Weak ref doesn't keep the object alive though -- that's the point.
If someone can rug-pull the instance below, then this is unsound 🤔

[beicause]

Weak ref doesn't keep the object alive though -- that's the point. If someone can rug-pull the instance below, then this is unsound 🤔

It's true. Even if it is unsound, it's still better than nothing. Why can't we ever provide unsafe APIs?

[Bromeon]

It's true. Even if it is unsound, it's still better than nothing. Why can't we ever provide unsafe APIs?

First, unsafe != unsound. The latter means there's a violation of Rust's memory safety principles. In other words, a bug that must be fixed.

Obviously we can provide unsafe APIs, and there are some in godot-rust. But object creation is such a central operation, where unsafety would introduce a disproportionate amount of mental overhead. I would only go that route if we have truly exhausted all other options, and even then only for specialized APIs, not general construction.

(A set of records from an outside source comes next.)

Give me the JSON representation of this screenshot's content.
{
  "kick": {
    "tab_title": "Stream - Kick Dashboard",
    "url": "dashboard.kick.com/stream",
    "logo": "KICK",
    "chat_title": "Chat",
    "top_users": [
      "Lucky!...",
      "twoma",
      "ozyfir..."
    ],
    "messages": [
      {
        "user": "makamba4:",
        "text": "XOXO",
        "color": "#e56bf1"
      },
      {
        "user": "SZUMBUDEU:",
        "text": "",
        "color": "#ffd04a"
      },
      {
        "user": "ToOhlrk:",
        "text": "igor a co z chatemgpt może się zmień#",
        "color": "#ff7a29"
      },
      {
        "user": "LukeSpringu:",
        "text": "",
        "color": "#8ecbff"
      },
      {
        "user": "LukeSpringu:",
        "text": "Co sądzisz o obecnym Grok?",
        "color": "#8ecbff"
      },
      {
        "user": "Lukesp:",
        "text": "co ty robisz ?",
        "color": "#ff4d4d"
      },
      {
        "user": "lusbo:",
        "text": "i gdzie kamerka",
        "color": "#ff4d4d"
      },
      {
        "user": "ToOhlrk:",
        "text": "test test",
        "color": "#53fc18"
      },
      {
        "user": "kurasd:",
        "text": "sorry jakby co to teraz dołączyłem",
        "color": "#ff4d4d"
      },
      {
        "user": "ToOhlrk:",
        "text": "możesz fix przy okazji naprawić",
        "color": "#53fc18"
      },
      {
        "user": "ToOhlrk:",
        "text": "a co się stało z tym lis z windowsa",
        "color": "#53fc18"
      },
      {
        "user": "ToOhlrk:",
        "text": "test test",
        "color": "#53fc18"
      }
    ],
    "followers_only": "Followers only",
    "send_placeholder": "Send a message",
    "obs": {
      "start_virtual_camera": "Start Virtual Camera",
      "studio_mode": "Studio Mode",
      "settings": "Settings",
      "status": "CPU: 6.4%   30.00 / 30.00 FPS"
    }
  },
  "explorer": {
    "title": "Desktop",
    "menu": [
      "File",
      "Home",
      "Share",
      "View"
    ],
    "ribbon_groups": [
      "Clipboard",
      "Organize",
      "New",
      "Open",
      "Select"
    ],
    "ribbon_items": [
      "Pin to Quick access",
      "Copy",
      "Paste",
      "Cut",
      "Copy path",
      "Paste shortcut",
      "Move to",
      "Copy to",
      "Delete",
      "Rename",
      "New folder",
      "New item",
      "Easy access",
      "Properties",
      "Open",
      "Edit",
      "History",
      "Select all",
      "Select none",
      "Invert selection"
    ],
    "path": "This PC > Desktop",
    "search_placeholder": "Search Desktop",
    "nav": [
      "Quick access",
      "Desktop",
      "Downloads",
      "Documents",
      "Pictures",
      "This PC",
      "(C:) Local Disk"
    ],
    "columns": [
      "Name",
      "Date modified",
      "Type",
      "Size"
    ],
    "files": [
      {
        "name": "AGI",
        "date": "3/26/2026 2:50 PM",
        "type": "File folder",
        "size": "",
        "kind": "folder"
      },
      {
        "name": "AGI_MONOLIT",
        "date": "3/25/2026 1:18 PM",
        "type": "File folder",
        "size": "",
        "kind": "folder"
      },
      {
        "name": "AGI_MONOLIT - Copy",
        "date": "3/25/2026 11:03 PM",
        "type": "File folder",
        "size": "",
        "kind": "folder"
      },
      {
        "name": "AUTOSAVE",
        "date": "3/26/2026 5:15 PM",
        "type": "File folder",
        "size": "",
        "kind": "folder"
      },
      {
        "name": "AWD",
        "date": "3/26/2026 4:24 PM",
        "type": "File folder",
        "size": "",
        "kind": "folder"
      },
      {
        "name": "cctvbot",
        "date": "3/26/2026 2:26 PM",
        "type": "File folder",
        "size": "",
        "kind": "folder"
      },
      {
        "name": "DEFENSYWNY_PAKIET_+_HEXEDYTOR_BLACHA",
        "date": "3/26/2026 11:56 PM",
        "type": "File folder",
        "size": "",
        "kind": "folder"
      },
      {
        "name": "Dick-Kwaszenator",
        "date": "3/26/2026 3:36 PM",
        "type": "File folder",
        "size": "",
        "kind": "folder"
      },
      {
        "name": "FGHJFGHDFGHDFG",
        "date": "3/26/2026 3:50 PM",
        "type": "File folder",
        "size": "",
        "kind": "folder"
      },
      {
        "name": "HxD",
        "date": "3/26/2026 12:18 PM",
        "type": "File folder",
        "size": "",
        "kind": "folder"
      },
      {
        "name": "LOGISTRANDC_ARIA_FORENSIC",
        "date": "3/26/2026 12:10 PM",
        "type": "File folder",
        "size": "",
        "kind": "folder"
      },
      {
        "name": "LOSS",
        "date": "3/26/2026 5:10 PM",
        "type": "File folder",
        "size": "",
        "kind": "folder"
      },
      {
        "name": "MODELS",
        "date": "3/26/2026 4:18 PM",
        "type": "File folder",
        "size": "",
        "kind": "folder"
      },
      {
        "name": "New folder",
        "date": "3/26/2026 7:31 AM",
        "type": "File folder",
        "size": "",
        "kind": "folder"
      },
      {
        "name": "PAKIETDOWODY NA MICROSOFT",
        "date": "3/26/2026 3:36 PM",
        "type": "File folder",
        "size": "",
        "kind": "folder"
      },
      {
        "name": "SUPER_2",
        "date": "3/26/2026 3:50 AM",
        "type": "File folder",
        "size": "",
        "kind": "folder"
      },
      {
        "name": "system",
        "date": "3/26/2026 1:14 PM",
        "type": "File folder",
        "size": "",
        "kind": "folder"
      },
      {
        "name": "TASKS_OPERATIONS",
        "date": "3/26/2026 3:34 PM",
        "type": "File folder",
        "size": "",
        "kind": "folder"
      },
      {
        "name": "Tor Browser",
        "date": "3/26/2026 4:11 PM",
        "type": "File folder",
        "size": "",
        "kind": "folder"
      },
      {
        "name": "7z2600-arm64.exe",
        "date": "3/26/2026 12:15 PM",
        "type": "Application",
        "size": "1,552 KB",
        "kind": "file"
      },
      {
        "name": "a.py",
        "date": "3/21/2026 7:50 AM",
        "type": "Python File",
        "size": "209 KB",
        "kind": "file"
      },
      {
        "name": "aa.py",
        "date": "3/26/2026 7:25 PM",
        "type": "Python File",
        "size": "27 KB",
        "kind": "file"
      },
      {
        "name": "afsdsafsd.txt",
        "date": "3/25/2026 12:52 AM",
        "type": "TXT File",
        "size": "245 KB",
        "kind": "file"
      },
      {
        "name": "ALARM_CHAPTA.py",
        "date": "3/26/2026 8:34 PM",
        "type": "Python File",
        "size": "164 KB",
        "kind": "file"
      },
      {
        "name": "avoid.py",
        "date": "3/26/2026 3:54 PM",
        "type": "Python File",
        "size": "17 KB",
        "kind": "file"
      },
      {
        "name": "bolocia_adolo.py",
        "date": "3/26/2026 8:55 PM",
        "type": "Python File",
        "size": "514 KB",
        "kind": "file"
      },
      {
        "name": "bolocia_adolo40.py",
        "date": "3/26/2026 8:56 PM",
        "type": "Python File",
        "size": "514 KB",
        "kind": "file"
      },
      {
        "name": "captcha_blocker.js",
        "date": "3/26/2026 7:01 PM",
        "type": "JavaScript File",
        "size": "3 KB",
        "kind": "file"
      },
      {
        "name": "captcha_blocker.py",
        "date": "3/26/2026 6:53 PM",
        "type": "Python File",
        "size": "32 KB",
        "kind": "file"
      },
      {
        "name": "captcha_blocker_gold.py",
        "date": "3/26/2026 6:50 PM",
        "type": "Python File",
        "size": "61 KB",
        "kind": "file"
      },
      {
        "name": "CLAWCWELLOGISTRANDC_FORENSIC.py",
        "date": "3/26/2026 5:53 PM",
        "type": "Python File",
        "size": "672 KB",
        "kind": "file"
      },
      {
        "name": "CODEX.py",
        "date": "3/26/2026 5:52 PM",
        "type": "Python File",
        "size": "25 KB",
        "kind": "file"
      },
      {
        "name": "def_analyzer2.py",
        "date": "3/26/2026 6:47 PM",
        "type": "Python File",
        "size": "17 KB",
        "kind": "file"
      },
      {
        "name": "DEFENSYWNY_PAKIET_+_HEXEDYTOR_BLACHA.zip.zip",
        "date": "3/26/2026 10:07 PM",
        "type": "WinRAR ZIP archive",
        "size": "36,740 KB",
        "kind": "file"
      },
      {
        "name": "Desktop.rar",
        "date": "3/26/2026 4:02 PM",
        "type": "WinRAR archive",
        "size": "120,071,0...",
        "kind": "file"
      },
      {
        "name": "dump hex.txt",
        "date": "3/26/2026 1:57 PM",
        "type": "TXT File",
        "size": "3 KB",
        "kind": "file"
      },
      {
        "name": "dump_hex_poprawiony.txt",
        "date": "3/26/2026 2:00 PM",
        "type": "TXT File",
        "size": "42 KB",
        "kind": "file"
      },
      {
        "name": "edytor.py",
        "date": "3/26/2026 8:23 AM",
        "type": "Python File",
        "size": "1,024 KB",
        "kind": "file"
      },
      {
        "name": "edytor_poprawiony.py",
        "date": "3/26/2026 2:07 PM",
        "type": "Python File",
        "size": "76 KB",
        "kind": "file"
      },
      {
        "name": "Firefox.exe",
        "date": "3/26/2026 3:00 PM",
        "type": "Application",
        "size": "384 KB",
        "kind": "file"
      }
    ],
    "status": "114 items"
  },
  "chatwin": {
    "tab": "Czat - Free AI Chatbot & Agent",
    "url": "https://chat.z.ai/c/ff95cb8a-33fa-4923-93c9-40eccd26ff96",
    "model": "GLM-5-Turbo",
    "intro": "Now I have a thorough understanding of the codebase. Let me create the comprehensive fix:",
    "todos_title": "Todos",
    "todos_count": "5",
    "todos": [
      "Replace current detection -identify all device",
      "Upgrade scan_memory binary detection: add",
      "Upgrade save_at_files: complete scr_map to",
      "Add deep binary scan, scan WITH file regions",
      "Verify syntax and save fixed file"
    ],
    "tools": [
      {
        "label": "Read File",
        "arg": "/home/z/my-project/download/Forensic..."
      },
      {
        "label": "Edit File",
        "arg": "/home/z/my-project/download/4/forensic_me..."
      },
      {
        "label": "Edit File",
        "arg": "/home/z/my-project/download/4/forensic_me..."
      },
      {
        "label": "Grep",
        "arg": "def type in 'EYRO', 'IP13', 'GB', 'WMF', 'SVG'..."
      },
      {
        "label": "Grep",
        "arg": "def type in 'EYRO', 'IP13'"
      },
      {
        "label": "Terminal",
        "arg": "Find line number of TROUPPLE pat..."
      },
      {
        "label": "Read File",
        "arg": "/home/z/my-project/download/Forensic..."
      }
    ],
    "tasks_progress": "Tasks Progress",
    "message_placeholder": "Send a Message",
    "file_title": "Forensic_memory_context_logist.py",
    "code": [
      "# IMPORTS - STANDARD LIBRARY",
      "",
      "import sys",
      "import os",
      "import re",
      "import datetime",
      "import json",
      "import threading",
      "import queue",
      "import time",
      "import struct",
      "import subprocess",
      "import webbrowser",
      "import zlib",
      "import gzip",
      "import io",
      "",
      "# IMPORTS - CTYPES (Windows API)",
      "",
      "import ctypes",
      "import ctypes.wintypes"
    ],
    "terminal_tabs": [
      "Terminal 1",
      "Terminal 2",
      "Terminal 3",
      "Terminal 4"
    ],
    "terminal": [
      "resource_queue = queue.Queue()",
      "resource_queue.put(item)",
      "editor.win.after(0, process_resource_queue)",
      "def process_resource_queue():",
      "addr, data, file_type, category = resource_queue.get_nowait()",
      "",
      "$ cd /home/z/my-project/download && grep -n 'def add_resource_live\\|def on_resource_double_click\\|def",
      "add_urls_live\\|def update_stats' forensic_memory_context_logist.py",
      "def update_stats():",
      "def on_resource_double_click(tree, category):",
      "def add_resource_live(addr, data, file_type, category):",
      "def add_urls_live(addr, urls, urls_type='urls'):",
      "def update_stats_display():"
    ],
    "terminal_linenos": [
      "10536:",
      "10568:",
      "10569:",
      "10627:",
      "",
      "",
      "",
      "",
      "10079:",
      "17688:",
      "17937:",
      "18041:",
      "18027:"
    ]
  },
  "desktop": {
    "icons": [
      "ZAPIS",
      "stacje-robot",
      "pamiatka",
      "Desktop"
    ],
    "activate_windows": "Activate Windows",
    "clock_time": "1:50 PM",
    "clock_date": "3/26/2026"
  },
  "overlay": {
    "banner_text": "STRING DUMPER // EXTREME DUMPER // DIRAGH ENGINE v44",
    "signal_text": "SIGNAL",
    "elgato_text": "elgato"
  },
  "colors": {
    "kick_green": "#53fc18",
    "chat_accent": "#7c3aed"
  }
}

That said, I didn't test your code. It is possible it works well. Scenarios that we need to protect against:

• for manually-managed objects, someone calling self.free() in the post-init hook
• for reference-counted objects, someone indirectly triggering destruction of self (if possible?)
  • I don't count RefCounted::unreference() here. That method is explicitly removed from the API due to being dangerous, and we can at some point also introduce runtime checks for reflection calls.

And panic in these cases is good enough. But UB (undefined behavior) isn't.